La Bbc ha pubblicato una serie di documenti che accusano Al Jaber di aver approfittato dell’evento per negoziare accordi privati sulla vendita di petrolio durante le riunioni preparatorie della rassegna.

A Dubai i lobbisti delle aziende di combustibili fossili accreditati erano un esercito: 2.456.

Solo due anni prima a Glasgow erano 503.

Nel 2024 l’organizzazione della Cop spetta al gruppo regionale dell’Europa Orientale, costituito da 23 Paesi.

Si è candidata per prima la Bulgaria, ma Putin ha imposto il veto contro tutti i Paesi della Ue (causa guerra in Ucraina) e la candidatura è stata ritirata.

Alla fine, si è fatto avanti l’Azerbaigian.

Nonostante nel gruppo sia presente anche l’Armenia, con la quale l’Azerbaigian è in guerra da 30 anni per il controllo della regione del Nagorno-Karabakh, l’ex repubblica sovietica è riuscita a spuntarla.

L’Azerbaigian, il cui Pil dipende per il 50% dall’esportazione di petrolio e gas, ha annunciato che il presidente della Cop29 sarà Mukhtar Babayev, attuale ministro dell’Ambiente ed ex dirigente della Socar, società produttrice di petrolio e gas di proprietà statale.

Il Paese non prevede al momento alcun allontanamento dai fossili, ma un aumento di un terzo della produzione di gas entro il 2033.

I costi organizzativi della conferenza, inclusi quelli relativi alla sicurezza, sono a carico del Paese ospitante.

La spesa per lo sfarzo decisamente poco sostenibile di Dubai non è nota, mentre si conosce quello che ha sborsato la Francia nel 2015: 187 milioni di euro, ma è riuscita a recuperarne il 20% attraverso gli sponsor, e altri 100 milioni dall’arrivo di migliaia di partecipanti e dall’attività dei privati.

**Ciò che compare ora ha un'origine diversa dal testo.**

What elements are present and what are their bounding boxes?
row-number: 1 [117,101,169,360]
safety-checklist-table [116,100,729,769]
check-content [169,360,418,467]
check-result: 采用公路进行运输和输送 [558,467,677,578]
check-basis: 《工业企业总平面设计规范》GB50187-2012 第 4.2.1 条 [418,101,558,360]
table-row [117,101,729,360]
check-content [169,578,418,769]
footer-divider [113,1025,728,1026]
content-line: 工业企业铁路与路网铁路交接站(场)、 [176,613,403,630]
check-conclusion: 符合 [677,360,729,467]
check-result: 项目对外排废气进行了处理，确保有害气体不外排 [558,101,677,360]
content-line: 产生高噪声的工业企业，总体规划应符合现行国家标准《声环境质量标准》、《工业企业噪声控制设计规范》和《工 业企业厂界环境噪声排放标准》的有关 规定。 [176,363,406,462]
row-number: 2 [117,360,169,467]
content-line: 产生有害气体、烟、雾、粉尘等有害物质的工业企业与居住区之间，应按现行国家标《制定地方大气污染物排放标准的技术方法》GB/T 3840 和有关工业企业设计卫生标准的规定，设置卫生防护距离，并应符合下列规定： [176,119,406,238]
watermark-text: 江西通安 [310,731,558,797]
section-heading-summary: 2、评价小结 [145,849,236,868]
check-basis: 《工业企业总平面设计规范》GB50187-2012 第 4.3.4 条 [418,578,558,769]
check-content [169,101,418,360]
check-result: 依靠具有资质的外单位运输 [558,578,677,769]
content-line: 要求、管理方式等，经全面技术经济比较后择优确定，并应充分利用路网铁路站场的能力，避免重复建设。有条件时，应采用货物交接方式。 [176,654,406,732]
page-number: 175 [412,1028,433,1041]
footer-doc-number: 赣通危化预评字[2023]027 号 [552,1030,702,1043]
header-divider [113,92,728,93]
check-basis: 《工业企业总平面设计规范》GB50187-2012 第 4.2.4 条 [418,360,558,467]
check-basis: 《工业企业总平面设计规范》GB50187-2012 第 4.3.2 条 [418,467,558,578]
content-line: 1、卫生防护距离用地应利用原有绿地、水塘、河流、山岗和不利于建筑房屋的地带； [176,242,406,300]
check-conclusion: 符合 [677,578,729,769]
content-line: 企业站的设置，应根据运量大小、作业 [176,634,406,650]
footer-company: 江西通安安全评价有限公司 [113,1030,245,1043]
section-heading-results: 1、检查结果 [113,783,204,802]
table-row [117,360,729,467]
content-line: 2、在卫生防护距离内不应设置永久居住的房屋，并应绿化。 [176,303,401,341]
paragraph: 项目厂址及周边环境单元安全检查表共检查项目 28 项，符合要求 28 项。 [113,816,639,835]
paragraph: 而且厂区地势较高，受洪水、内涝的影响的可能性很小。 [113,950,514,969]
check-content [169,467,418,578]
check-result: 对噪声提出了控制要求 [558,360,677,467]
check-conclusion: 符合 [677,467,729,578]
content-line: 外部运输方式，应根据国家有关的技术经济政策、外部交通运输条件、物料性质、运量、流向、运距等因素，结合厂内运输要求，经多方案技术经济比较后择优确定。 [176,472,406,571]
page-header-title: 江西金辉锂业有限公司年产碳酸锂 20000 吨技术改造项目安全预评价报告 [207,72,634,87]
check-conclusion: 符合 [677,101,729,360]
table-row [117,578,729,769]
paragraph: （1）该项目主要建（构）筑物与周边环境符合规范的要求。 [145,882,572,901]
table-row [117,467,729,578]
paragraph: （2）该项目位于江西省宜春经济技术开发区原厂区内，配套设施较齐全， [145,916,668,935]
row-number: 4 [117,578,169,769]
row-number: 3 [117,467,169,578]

Strada facendo la COP è via via diventata sempre più simile all’Esposizione universale, e qualcuno l’ha anche ribattezzata ‘la Davos verde’ per la presenza di miliardari e star dello spettacolo che sbarcano dai loro jet ultra-inquinanti.

Un contesto dove la lobby petrolifera sa muoversi con grande abilità.

Se fino a qualche anno fa finanziava a suon di miliardi enti no-profit e organizzazioni pseudo-scientifiche per diffondere fake news sul riscaldamento climatico, ora punta tutte le sue carte sulle nuove tecnologie per catturare le emissioni.

Secondo Greenpeace finora questi strumenti hanno dato risultati deludenti e comunque possono solo affiancare, non sostituire il processo di riduzione delle emissioni di CO2.

Infatti, nonostante gli impegni presi, i Paesi petroliferi più che investire su nuove tecnologie non mollano la presa.

L’ultimo rapporto del ‘Programma delle Nazioni Unite per l’Ambiente’ è molto chiaro: la maggior parte dei Paesi esportatori, tra cui Russia, Arabia Saudita, Emirati Arabi, Stati Uniti e Canada, pianificano di aumentare la produzione nel prossimo decennio.